How’s this for a blind, cold mail. Straight to the point;

[firstname]

Can we schedule a few minutes to discuss our video production work and pricing structure?

We work with hundreds of technology companies to simplify complex ideas.

Our portfolio can be found here: [link to portfoilo]

Best, [digital signatures]

I’ve never heard of the sender.

The typical feel of a blanket mailer. Hoping in vain for the supposedly standard 1 to 1½% response.

As dismissive as I normally am of this type of thing, I did hold a smidgen of affection for it.

The opening brashness of close intent upfront made me chuckle.

It suggests a whiff of what selling should be about. Always Be Closing.

Yet. It’s all me-me-me.

And it commits the sin of stating the ‘what’. As in, what you do as opposed to ‘why‘ you do it. “Video production”. SFW… I don’t need any, thanks.
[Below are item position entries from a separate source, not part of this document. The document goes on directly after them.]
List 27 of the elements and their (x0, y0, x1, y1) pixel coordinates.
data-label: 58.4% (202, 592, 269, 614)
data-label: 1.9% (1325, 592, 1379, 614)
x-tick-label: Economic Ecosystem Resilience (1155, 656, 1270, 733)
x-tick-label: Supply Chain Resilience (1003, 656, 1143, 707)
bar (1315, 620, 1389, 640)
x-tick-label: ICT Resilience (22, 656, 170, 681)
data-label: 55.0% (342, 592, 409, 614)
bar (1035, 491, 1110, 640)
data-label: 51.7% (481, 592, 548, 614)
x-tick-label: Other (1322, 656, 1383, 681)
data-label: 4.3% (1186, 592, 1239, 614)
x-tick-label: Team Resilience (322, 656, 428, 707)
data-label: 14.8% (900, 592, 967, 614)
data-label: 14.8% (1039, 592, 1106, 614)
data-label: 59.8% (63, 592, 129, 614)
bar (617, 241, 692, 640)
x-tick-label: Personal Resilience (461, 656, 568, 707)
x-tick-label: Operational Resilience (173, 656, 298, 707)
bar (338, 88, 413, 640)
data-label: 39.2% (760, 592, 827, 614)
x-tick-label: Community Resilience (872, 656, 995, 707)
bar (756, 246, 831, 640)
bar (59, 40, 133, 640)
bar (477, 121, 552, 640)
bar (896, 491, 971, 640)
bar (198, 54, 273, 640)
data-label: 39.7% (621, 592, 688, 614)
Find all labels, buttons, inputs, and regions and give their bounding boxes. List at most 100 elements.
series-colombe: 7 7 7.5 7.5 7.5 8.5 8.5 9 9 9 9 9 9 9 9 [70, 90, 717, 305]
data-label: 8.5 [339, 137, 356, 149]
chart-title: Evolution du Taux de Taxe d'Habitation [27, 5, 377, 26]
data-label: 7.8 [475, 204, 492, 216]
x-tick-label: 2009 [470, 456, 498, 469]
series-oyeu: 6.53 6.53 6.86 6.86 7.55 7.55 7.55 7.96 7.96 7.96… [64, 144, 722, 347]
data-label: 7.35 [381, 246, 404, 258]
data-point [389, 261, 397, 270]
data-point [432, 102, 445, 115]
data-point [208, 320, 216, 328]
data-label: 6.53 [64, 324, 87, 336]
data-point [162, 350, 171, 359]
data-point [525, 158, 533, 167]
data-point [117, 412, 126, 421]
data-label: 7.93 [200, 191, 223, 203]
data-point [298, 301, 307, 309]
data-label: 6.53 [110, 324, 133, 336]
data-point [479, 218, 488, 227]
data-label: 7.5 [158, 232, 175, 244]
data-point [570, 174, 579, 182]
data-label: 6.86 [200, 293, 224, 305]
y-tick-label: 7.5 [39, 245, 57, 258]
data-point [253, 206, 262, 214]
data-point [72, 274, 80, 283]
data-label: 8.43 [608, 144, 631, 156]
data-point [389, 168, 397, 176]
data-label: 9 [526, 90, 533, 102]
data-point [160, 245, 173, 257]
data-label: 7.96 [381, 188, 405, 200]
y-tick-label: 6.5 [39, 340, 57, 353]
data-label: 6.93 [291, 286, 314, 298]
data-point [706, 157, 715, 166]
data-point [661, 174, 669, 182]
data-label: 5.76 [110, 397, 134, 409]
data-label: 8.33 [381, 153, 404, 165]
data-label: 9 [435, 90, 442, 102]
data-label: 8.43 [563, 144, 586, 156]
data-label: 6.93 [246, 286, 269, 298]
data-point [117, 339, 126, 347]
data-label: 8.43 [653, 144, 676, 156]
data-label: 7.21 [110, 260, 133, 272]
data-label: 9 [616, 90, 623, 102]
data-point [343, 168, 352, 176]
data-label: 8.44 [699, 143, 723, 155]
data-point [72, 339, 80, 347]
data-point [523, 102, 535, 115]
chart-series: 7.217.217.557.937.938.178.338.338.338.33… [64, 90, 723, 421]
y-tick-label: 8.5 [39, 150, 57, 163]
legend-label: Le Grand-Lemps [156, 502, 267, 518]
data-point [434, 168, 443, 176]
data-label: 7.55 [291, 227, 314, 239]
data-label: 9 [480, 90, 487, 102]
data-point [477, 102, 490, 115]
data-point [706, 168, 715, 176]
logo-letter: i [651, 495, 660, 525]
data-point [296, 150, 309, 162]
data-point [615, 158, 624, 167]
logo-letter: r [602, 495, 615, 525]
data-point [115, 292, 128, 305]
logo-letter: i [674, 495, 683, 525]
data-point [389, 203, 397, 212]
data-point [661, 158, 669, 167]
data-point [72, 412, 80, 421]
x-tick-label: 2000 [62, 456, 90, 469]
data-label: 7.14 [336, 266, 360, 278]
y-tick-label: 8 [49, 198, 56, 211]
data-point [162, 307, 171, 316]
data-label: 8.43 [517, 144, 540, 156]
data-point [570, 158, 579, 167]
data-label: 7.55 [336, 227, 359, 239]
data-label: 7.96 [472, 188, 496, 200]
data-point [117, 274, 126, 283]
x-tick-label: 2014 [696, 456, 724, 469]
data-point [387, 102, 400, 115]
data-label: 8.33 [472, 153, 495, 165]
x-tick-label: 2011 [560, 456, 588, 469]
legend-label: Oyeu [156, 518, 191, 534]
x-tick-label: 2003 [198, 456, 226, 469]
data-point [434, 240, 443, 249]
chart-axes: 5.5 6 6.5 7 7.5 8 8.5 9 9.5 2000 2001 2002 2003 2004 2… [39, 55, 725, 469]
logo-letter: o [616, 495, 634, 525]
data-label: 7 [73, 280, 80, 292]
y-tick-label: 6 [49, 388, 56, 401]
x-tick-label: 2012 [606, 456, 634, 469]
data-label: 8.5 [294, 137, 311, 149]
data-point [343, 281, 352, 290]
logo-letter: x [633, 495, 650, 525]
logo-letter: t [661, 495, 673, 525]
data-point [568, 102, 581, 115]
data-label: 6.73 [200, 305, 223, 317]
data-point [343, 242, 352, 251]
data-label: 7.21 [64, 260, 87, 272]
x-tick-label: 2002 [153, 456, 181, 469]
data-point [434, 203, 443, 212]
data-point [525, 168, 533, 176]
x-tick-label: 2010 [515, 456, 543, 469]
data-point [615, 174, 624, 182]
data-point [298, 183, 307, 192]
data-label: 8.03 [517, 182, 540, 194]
But hey, they work with “hundreds of companies”, so I gotta listen up, right. Wrong.

Wait a mo’ though. There is the embryonic problem statement; “simplify complex ideas“.

These three words have promise. The entire messaging ought be built around them.

There is a harsh reality at play here, mind you. Which is that the whole approach is misguided.

I can hear this as the seven-second cold call script. Delivered before the lighted match burns your fingers.

It’s still pretty much old school. A school who’s time has long gone. Replaced in my homeland by a higher achieving academy.

If you seek more modern ideas – ones that work in far greater numbers – then you can start by checking out Bryan Kreuzberger and Aaron Ross. Happy hunting.